My father walked toward the closed door that would lead into the throne room. On the other side of that door were the twelve lords of Levitas. I had made certain that they all had arrived before finding a way into the temple.
He opened the door and stepped into the brighter room. All of the lords were seated and waiting for Harvey. When he stopped beside his throne, I stepped to his side, keeping the pistol aimed at him.
The surprised and shocked faces of eleven out of the twelve lords would have caused me to smile if I were not so astonished.
“I give you good evening, high lords of the Holy Order of Levitas,” I announced. “You may be curious as to why I am standing before you, holding a pistol upon your leader. You see, you have something, or should I say
someone
, who belongs to my family.”
It had been over a week since Guinevere became one of the lords. Since she returned home with the tidings that Harvey had declared war upon the Phantoms.
When I told her what I was going to do, she pleaded with me not to approach Harvey. She asked me not to challenge the Holy Order, until I explained that I knew the truth. I knew that my father was alive.
I was ashamed that the truth had not come to me sooner than when Guinevere was confessing who she was. I felt as if I should have known, but my father was a master of disguise. He did not want me to know the truth and so I had not. His disguise was so great, so deeply rooted, that I never stopped to question. Never suspected.
The last eight years had been full of so much deceit that I no longer knew who to trust. My sister kept secrets from me in the name of protecting me, my brother had lied in the need to prove himself. My greatest friends had both lied about their identities. My wife’s deception was a difficult one to swallow, but I had hope that one day we could get past it, if we lived that long.
Through all of the lies, deceit, and manipulation, it was my mother’s secrets that had affected me the most. Her deceit was so rife that I did not know if forgiveness was possible, for she would never make me believe that she was blameless. She had twisted the truth for years, and now I was paying the price.
If I lost my life in this approaching final battle, she would be, in part, to blame. She knew it, and what affected me the most was the knowledge that she would not have changed her actions if given the chance. She believed in what she had done. But what she believed was a lie.
A curse slipped through Dudley’s lips as his eyes grew large. He quickly fixed his emotions, and rose from his chair. “Jack, old fellow, allow me to explain.” Dudley spoke as if I did not understand the significance of his presence inside the temple.
“There is no need, for I know.”
Dudley gulped. “The devil…”
Hannah rose from where she had been seated beside Dudley. She hurried around him with her arms outstretched as if to protect him, but I would not hurt Dudley, nor did I care that his presence meant that he was one of the lords of the Holy Order. My focus was upon the other lords.

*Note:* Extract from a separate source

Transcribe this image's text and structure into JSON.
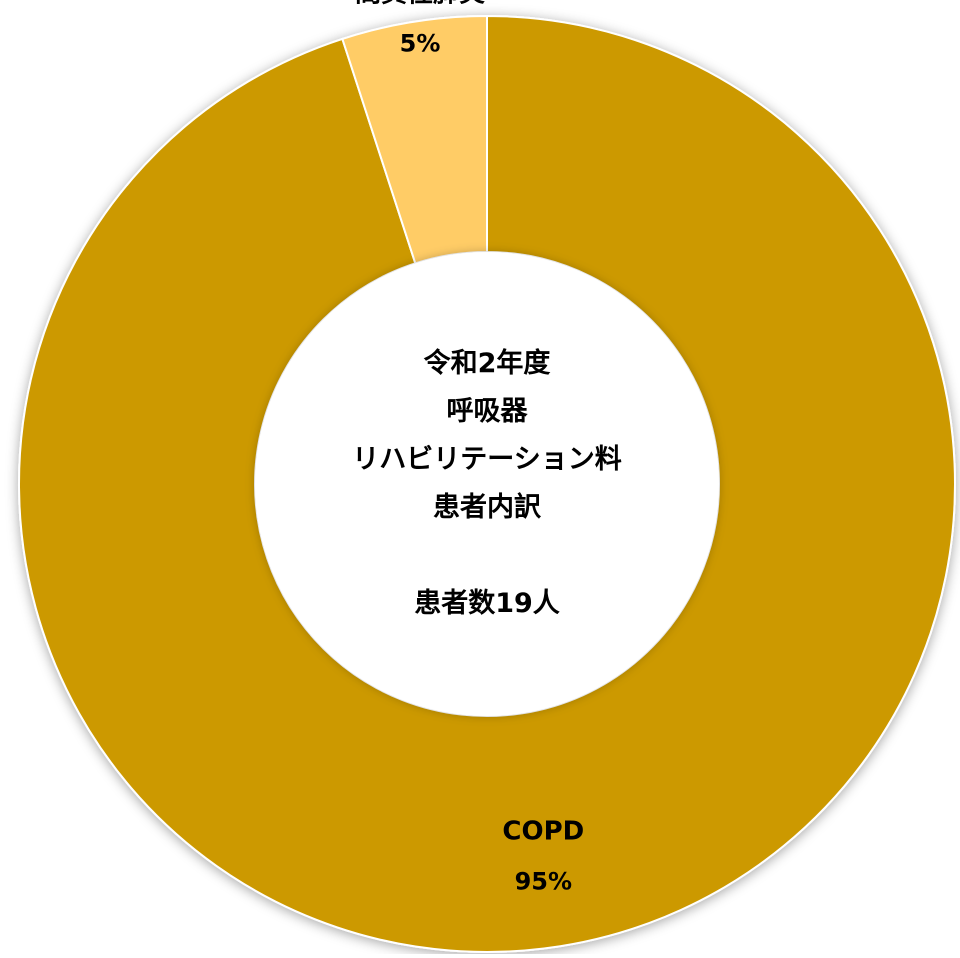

I felt myself begin to understand more of the duplicity that had been played upon me. Every person in the room I knew well. My father had chosen his lackeys with care, for everyone in the room owed him some kind of debt.
If all of these persons were on my father’s side, Luther had no hope of succeeding in his plan to steal the throne. My future no longer looked so bleak. For I knew that I could control these people, I could steal the reins from my father.
“Do be seated,
Harvey
.” Shoving the barrel into his back, I guided him to his throne.
Once he was seated, I stood beside his chair.
“You have some nerve, sir, being alive when you should be dead,” I spat at my father. He watched me as one would a stranger. With interest bordering on unconcern. I thought perhaps my father truly was dead … until he spoke.
“If you want to be like me, son, you must remember to always be seven steps ahead of the enemy.” He leaned to the side of his throne, at his ease, and smiled.
Gripping the handle to my pistol tighter, I raised my voice. “That is what I am now? Your enemy? I am your son! You abandoned your family, and for what? A place on a council?” I was sure to add venom to my words, and it worked as Jeanne, my mother’s former housekeeper, winced.